Back in New York, at work for months on a new set of piano pieces, he cannot find the mix of chords and melody that will bring any of them to a satisfactory close. And in Chicago, weary of the treacly pop tunes he has for years made transcendent with his solos, he suffers what amounts to a terminal epiphany: “I don’t want to play.”

Out of the push of the articulate (Beiderbecke’s gorgeous speaking sound) against the inchoate (his insistent confusion, about his music and his life) arises the novel’s pain and beauty. And perhaps its documentary precision too. The real Beiderbecke, Turner persuades us, may well have been like this. Acquaintances adored him but found no access. Drawn by the music, they were stymied first by the self-containment, then by the self-destruction.

To play out their experience, Turner makes his fullest foray from documentary into fiction, creating a brother and sister, Herman and Helen Weiss, each differently devoted to Beiderbecke and differently despairing of him. Both are enchanted by his music, and both move with him through the same bruising worlds, Herman as a henchman to the mob, Helen as the mistress of a mobster. Herman functions as the story’s Ishmael, its sole survivor and chief witness (the book begins and ends with him, now an old man in present-day Davenport, sifting through his memories of Beiderbecke).

His sister’s role is more intricate, a blend of obscure fact and sustained imagination. In real life, Beiderbecke fell in love with someone new just months before his death; aside from her name (actually Alice O’Connell, and not, as jazz historians long thought, Helen Weiss) little is known of her. Turner lengthens and deepens this relationship into the most tender of the book. His Bix and Helen meet early, then re-encounter each other at every stage of their raucous, weary pilgrimage, as the damage deepens, hers from the violence of her mobster boyfriend, his from drink and inner darkness. In Hollywood, at the book’s midpoint, he takes care of her; in New York, near his life’s end, she takes care of him, and their reciprocal kindness measures the merit in them both–a mixture of affection and futility.

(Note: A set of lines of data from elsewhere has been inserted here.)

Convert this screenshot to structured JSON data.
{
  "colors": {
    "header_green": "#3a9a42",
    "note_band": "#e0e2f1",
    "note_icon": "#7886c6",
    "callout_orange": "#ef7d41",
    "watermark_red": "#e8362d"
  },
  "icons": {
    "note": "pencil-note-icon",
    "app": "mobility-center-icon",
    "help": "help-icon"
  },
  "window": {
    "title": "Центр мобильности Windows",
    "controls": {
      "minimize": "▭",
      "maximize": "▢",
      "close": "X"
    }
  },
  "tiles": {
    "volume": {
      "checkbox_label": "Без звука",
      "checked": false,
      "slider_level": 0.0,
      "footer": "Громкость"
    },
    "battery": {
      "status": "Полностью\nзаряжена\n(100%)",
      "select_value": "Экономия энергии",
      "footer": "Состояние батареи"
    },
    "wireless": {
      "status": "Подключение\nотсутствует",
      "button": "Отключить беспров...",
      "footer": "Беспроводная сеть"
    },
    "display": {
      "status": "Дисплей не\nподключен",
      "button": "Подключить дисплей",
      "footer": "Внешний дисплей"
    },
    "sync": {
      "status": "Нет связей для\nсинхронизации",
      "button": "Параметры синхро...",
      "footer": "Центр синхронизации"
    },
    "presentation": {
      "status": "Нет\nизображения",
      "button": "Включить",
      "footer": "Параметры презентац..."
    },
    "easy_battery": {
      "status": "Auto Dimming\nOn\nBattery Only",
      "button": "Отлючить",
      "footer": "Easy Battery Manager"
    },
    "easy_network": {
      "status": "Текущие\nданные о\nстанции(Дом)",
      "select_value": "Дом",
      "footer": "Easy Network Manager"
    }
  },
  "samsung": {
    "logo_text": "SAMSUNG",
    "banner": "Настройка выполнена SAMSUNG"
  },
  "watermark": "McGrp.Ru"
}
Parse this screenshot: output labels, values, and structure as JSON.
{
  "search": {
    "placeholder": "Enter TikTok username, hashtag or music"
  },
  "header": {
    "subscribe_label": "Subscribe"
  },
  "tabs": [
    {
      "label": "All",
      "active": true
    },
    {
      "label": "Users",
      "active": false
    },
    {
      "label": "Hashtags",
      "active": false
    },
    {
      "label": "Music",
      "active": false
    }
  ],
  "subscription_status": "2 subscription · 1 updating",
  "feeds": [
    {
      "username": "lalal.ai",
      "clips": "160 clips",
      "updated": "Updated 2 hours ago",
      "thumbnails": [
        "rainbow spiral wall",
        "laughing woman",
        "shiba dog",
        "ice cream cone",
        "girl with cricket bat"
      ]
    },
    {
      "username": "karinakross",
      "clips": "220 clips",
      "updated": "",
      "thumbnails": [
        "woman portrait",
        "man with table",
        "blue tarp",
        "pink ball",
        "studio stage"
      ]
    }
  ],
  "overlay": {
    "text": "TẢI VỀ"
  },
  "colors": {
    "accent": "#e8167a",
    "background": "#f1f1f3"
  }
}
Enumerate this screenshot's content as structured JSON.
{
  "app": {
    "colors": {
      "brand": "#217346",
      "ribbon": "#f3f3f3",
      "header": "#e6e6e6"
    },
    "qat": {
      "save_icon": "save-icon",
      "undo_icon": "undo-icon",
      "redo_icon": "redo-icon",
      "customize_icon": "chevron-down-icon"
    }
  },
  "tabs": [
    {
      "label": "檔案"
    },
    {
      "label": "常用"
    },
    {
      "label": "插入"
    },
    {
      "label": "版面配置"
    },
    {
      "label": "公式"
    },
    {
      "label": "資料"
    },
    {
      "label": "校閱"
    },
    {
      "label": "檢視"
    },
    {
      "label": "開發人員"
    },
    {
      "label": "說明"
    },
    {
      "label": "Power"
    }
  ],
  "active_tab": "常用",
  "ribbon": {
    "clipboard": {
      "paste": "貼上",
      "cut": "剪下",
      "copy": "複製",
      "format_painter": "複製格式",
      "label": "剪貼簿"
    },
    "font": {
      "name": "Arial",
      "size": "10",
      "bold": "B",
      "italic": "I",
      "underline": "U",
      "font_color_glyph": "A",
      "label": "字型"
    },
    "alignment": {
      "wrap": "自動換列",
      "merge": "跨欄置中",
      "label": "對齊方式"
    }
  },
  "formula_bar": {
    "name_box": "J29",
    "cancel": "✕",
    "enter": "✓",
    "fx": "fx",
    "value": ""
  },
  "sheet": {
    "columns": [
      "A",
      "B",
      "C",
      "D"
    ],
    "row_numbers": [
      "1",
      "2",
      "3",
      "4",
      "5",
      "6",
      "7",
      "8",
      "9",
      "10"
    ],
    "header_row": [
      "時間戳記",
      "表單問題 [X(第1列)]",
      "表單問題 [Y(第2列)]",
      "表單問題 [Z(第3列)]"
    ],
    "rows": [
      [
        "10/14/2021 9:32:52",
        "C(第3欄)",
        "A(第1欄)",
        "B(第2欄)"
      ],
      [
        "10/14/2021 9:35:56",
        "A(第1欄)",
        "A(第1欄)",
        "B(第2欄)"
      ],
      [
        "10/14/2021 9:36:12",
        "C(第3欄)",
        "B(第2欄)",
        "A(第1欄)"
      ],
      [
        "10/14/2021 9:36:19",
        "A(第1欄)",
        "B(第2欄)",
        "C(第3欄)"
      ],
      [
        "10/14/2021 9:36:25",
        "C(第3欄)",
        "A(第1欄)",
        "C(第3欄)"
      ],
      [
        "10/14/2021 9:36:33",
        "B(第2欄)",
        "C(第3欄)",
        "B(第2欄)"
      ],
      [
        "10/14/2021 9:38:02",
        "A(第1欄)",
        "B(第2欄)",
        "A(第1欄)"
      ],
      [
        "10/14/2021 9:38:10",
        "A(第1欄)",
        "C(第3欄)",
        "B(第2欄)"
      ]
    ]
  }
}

In Beiderbecke, helplessness gradually suffocates artistry; in Turner’s novel, the two abet each other. As readers we are always helpless: We cannot jump into the book to meddle with the characters or fix their fates. Turner applies this general principle to particular predicaments. He makes our helplessness mirror that of Beiderbecke and of those in the story who care for him, and he renders it, for us as it is for them, not so much a source of exasperation as a conduit for feelings of love and loss.

As its title insists, “1929” is a book of endings. The year that closed the decade brought the stock-market crash that closed its culture; afterward, almost everything was different. In a crossplay that Turner delicately monitors, the movies advance from silence to sound, while Beiderbecke lapses from sound to final silence. “Bix,” a friend of his once said, “died of everything.” At the end of the book, Turner makes deft use of the line, but from the start he has made good on all that it implies. He conjures up the 1920s’ “everything” so convincingly that it seems instead to have brought itself back into being, and thereby to resurrect the dazzling musician whose art it shaped and stopped. In “1929” Turner does brilliantly what the records still do best: He makes Bix Beiderbecke live again.